Some have supposed it to be derived from the cry of sheep. If so, that would point to a descent from the Shepherd Kings. Others have supposed it is derived from the name of a place called Bab or Babb, as we have, in the West of England, Bab Tor, Babbacombe, &c. But this is evidently erroneous; for, when a people took possession of a desert country, its various localities could possess no names; consequently, the colonists could not take names from the country to which they migrated, but would very naturally give their own names to the several lands they appropriated: "mais revenons à nos moutons."

How my blood was transmitted to me through more modern races, is quite immaterial, seeing the admitted antiquity of the flint-workers.

In recent times, that is, since the Conquest, my knowledge of the history of my family is limited by the unfortunate omission of my name from the roll of William's followers. Those who are curious about the subject, and are idlers, may, if they think it worth while, search all the parish registers in the West of England and elsewhere.

The light I can throw upon it is not great, and rests on a few documents, and on family tradition. During the past four generations I have no surviving collateral relatives of my own name.

The name of Babbage is not uncommon in the West of England. One day during my boyhood, I observed it over a small grocer's shop, whilst riding through the town of Chudley. I dismounted, went into the shop, purchased some figs, and found a very old man of whom I made inquiry as to his family. He had not a good memory himself, but his wife told me that his name was Babb when she married him, and that it was only, during the last twenty years he had adopted the name of Babbage, which, the old man thought, sounded better. Of course I told his wife that I entirely agreed with her husband, and thought him a very sensible fellow.

The craft most frequently practised by my ancestors seems to have been that of a goldsmith, although several are believed to have practised less dignified trades.

In the time of Henry the Eighth one of my ancestors, together with a hundred men, were taken prisoners at the siege of Calais.

When William the Third landed in Torbay, another ancestor of mine, a yeoman possessing some small estate, undertook to distribute his proclamations. For this bit of high treason he was rewarded with a silver medal, which I well remember seeing, when I was a boy. It had descended to a very venerable and truthful old lady, an unmarried aunt, the historian of our family, on whose authority the identity of the medal I saw with that given by King William must rest.

Another ancestor married one of two daughters, the only children of a wealthy physician, Dr. Burthogge, an intimate friend and correspondent of John Locke.

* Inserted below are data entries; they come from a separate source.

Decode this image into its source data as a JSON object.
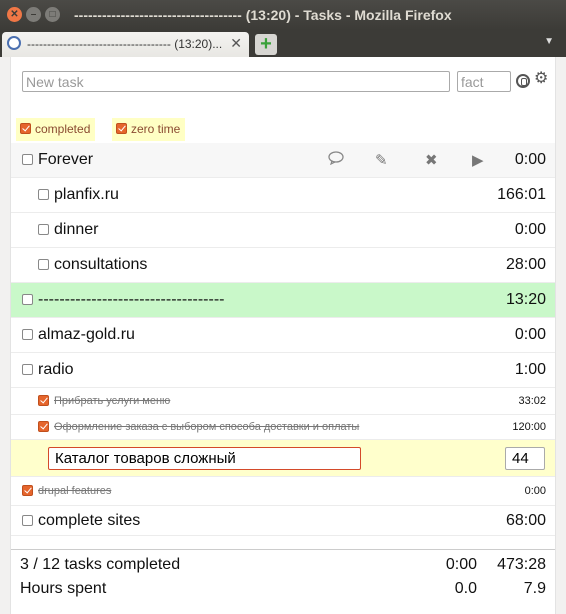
{
  "window": {
    "title": "------------------------------------ (13:20) - Tasks - Mozilla Firefox",
    "tab_title": "------------------------------------ (13:20)...",
    "new_tab_symbol": "+"
  },
  "toolbar": {
    "new_task_placeholder": "New task",
    "fact_placeholder": "fact"
  },
  "filters": [
    {
      "label": "completed",
      "checked": true
    },
    {
      "label": "zero time",
      "checked": true
    }
  ],
  "tasks": [
    {
      "name": "Forever",
      "time": "0:00",
      "checked": false,
      "level": 0
    },
    {
      "name": "planfix.ru",
      "time": "166:01",
      "checked": false,
      "level": 1
    },
    {
      "name": "dinner",
      "time": "0:00",
      "checked": false,
      "level": 1
    },
    {
      "name": "consultations",
      "time": "28:00",
      "checked": false,
      "level": 1
    },
    {
      "name": "-----------------------------------",
      "time": "13:20",
      "checked": false,
      "level": 0,
      "active": true
    },
    {
      "name": "almaz-gold.ru",
      "time": "0:00",
      "checked": false,
      "level": 0
    },
    {
      "name": "radio",
      "time": "1:00",
      "checked": false,
      "level": 0
    },
    {
      "name": "Прибрать услуги меню",
      "time": "33:02",
      "checked": true,
      "level": 1
    },
    {
      "name": "Оформление заказа с выбором способа доставки и оплаты",
      "time": "120:00",
      "checked": true,
      "level": 1
    },
    {
      "name": "Каталог товаров сложный",
      "time": "44",
      "checked": false,
      "level": 1,
      "editing": true
    },
    {
      "name": "drupal features",
      "time": "0:00",
      "checked": true,
      "level": 0
    },
    {
      "name": "complete sites",
      "time": "68:00",
      "checked": false,
      "level": 0
    }
  ],
  "summary": {
    "tasks_completed": "3 / 12 tasks completed",
    "today_time": "0:00",
    "total_time": "473:28",
    "hours_label": "Hours spent",
    "hours_today": "0.0",
    "hours_total": "7.9"
  },
  "colors": {
    "active_row": "#c9f8c9",
    "editing_row": "#ffffcc",
    "filter_bg": "#ffffc4",
    "check_accent": "#e5652c"
  },
  "icons": [
    "comment-icon",
    "pencil-icon",
    "delete-icon",
    "play-icon",
    "clock-icon",
    "gear-icon"
  ]
}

Somewhere about 1700 a member of my family, one Richard Babbage, who appears to have been a very wild fellow, having tried his hand at various trades, and given them all up, offended a wealthy relative.

To punish this idleness, his relative entailed all his large estates upon eleven different people, after whom he gave it to this Richard Babbage, who, had there been no entail, would have taken them as heir-at-law.

Ten of these lives had dropped, and the eleventh was in a consumption, when Richard Babbage took it into his head to go off to America with Bamfylde Moore Carew, the King of the Beggars.

The last only of the eleven lives existed when he embarked, and that life expired within twelve months after Richard Babbage sailed. The estates remained in possession of the representatives of the eleventh in the entail. If it could have been proved that Richard Babbage had survived twelve months after his voyage to America, these estates would have remained in my own branch of the family.

I possess a letter from Richard Babbage, dated on board the ship in which he sailed for America.

In the year 1773 it became necessary to sell a portion of this property, for the purpose of building a church at Ashbrenton. A private Act of Parliament was passed for that purpose, in which the rights of the true heir were reserved.

  1. On the remains of human art, mixed with the bones of extinct races of animals. Proceedings of the Royal Society, 26th May, 1859.